自发愤怒中的涌现策略:弗格森枪击案头48小时的群体动力学

Emergent Strategy from Spontaneous Anger: Crowd Dynamics in the First 48 Hours of the Ferguson Shooting

ORGANIZATION SCIENCE · 2021
被引 36
人大 AFT50UTD24ABS 4*

中文导读

通过逐分钟分析弗格森枪击案后头48小时的抗议群体动态,发现社会运动策略从自发的愤怒行为中涌现,挑战了策略源于正式组织理性决策的传统观点。

Abstract

The fatal August 9, 2014, officer-involved shooting of a Black teenager in Ferguson, Missouri, sparked a series of local protests that culminated in a national social movement: Black Lives Matter. In this study, through a minute-by-minute analysis of crowd dynamics, I find that the eventual social movement strategy emerged from spontaneous acts of anger in protest crowds within the first 48 hours of the shooting. This finding is surprising in light of social movement scholarship, in which strategy is thought to follow from rationality and decision making within formal organizations, not emotionality and spontaneous action within informal crowds.
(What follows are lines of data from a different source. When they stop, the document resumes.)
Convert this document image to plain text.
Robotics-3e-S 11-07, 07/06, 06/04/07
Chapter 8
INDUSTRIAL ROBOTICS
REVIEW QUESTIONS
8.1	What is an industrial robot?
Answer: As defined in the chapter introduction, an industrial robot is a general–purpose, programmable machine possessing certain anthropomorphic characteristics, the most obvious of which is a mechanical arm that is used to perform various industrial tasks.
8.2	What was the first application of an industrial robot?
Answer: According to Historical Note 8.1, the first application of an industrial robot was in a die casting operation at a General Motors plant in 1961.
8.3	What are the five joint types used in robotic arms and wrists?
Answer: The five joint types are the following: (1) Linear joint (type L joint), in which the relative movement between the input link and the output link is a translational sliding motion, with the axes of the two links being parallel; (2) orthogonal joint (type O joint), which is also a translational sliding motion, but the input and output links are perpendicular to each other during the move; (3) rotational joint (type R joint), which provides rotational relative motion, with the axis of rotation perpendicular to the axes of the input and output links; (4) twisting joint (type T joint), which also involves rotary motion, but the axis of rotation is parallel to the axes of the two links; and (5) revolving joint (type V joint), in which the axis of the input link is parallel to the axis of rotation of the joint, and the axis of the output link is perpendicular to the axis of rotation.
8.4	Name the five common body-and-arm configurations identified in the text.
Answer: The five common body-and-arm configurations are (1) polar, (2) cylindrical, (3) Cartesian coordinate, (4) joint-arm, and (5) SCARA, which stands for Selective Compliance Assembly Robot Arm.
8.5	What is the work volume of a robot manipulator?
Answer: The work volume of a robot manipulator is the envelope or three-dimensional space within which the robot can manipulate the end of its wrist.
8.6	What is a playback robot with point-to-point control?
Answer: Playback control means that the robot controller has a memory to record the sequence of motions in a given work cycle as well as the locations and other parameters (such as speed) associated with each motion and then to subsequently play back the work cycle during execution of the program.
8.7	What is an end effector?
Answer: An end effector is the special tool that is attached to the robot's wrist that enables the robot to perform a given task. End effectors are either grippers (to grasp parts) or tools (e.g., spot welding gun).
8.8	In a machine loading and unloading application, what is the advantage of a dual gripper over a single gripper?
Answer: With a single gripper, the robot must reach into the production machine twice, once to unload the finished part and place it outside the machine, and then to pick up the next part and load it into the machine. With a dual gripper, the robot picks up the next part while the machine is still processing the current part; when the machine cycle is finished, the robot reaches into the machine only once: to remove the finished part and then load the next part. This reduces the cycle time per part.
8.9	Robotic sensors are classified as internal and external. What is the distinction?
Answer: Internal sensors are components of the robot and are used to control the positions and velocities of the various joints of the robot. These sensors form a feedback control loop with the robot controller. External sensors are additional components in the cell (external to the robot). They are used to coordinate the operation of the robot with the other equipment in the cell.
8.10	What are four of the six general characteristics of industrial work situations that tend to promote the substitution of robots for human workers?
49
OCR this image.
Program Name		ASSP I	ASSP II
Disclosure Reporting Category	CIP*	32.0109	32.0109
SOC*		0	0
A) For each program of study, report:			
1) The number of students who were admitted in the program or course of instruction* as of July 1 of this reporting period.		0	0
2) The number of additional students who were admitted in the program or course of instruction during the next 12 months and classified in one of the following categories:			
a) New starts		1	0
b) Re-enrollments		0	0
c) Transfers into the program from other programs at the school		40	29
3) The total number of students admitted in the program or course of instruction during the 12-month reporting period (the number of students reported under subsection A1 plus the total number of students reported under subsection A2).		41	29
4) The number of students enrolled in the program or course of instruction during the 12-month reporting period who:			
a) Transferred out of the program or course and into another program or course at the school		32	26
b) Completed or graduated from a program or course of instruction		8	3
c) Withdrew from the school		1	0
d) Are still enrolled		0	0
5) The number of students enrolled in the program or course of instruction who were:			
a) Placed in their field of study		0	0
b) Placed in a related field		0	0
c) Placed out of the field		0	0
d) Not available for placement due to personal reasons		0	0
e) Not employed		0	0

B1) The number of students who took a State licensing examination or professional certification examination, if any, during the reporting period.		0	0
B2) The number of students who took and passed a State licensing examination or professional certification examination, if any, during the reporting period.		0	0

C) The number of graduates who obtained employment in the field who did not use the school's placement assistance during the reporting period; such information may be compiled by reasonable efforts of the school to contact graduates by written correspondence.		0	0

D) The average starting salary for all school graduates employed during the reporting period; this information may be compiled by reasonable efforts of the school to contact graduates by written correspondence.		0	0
By coupling a historical analysis of protest and policing practices with a comparison of prominent theories of crowds, emotion, and strategy, I theorize how strategy can emerge from spontaneous acts of anger as part of a distributed sensemaking process in crowds, rather than conflating strategy with rationality and deliberate planning in organizations. Taken in sum, this study challenges prevailing ideas about the wisdom of crowds and exemplifies the immanent potential for change, in which our seemingly “micro” actions are not trivial but can influence even the most “macro” of strategic outcomes.